# Transfer money from USA to philippines



## Fin7ao (Jul 4, 2018)

If I’m transferring over 10,000$ usd to usd to the philippines purpose ( house building ) to a bank account that’s not mine - do I need to file fbar form 114 ?


----------



## Asian Spirit (Mar 1, 2010)

Fin7ao said:


> If I’m transferring over 10,000$ usd to usd to the philippines purpose ( house building ) to a bank account that’s not mine - do I need to file fbar form 114 ?


Easiest way to know for sure is to call Philippine National Bank in Los Angeles OR you can call Metrobank In New York City. 
Either place will have the accurate info.


----------



## Fin7ao (Jul 4, 2018)

Thanks I’ll give Metro a call since that the bank I send my transfer too


----------



## bigpearl (Jan 24, 2016)

Only a suggestion but why not transfer in two, three, four amounts over a week or two if you are concerned?

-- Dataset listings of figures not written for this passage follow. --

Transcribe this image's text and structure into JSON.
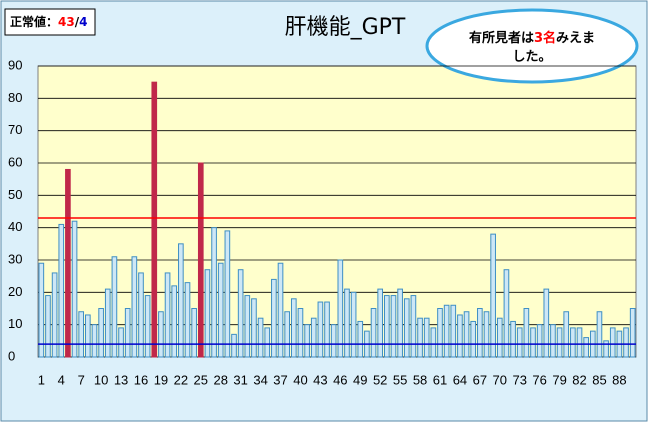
{
  "chart_data": {
    "type": "bar",
    "title": "肝機能_GPT",
    "categories": [
      "1",
      null,
      null,
      "4",
      null,
      null,
      "7",
      null,
      null,
      "10",
      null,
      null,
      "13",
      null,
      null,
      "16",
      null,
      null,
      "19",
      null,
      null,
      "22",
      null,
      null,
      "25",
      null,
      null,
      "28",
      null,
      null,
      "31",
      null,
      null,
      "34",
      null,
      null,
      "37",
      null,
      null,
      "40",
      null,
      null,
      "43",
      null,
      null,
      "46",
      null,
      null,
      "49",
      null,
      null,
      "52",
      null,
      null,
      "55",
      null,
      null,
      "58",
      null,
      null,
      "61",
      null,
      null,
      "64",
      null,
      null,
      "67",
      null,
      null,
      "70",
      null,
      null,
      "73",
      null,
      null,
      "76",
      null,
      null,
      "79",
      null,
      null,
      "82",
      null,
      null,
      "85",
      null,
      null,
      "88",
      null,
      null
    ],
    "values": [
      29,
      19,
      26,
      41,
      58,
      42,
      14,
      13,
      10,
      15,
      21,
      31,
      9,
      15,
      31,
      26,
      19,
      85,
      14,
      26,
      22,
      35,
      23,
      15,
      60,
      27,
      40,
      29,
      39,
      7,
      27,
      19,
      18,
      12,
      9,
      24,
      29,
      14,
      18,
      15,
      10,
      12,
      17,
      17,
      10,
      30,
      21,
      20,
      11,
      8,
      15,
      21,
      19,
      19,
      21,
      18,
      19,
      12,
      12,
      9,
      15,
      16,
      16,
      13,
      14,
      11,
      15,
      14,
      38,
      12,
      27,
      11,
      9,
      15,
      9,
      10,
      21,
      10,
      9,
      14,
      9,
      9,
      6,
      8,
      14,
      5,
      9,
      8,
      9,
      15
    ],
    "color": "#cde7f6",
    "border_color": "#3f8fc4",
    "highlight_color": "#c0284a",
    "ylim": [
      0,
      90
    ],
    "yticks": [
      0,
      10,
      20,
      30,
      40,
      50,
      60,
      70,
      80,
      90
    ],
    "grid": true,
    "upper_limit": 43,
    "upper_color": "#ff0000",
    "lower_limit": 4,
    "lower_color": "#0000cc",
    "normal_label": "正常値：",
    "limit_separator": "/",
    "annotation": [
      "有所見者は",
      "3名",
      "みえま",
      "した。"
    ]
  }
}
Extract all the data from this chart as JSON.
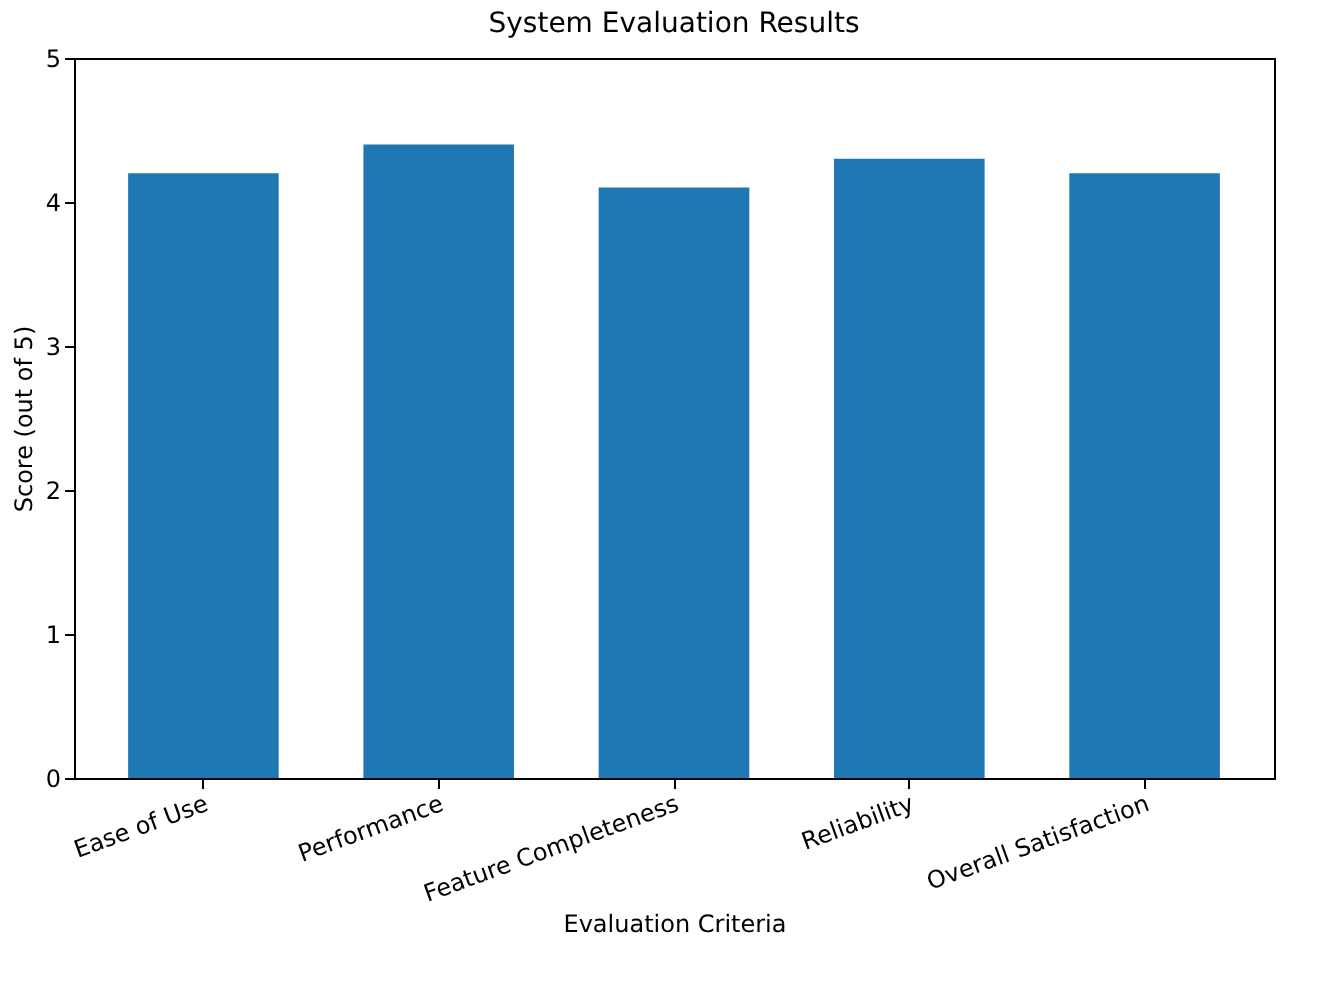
{
  "chart_data": {
    "type": "bar",
    "title": "System Evaluation Results",
    "xlabel": "Evaluation Criteria",
    "ylabel": "Score (out of 5)",
    "categories": [
      "Ease of Use",
      "Performance",
      "Feature Completeness",
      "Reliability",
      "Overall Satisfaction"
    ],
    "values": [
      4.2,
      4.4,
      4.1,
      4.3,
      4.2
    ],
    "color": "#1f77b4",
    "ylim": [
      0,
      5
    ],
    "yticks": [
      0,
      1,
      2,
      3,
      4,
      5
    ],
    "grid": false
  }
}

I transferred Au 150K in one lump sum through a broker to buy a property and all they asked is what the money was for to satisfy our government, buy a house, buy a car, house reno's whatever, no problems, documented. Simply transferred the cash online to my broker and they paid it to the nominated bank account.
Nary a problem.

Cheers, Steve.


----------



## hogrider (May 25, 2010)

Fin7ao said:


> If I’m transferring over 10,000$ usd to usd to the philippines purpose ( house building ) to a bank account that’s not mine - do I need to file fbar form 114 ?


Not sure about transferring from USA but from UAE, there is no limit. The only condition is that whoever you use to transfer the funds has to provide a KYC (Know Your Customer) to the receiving bank.


----------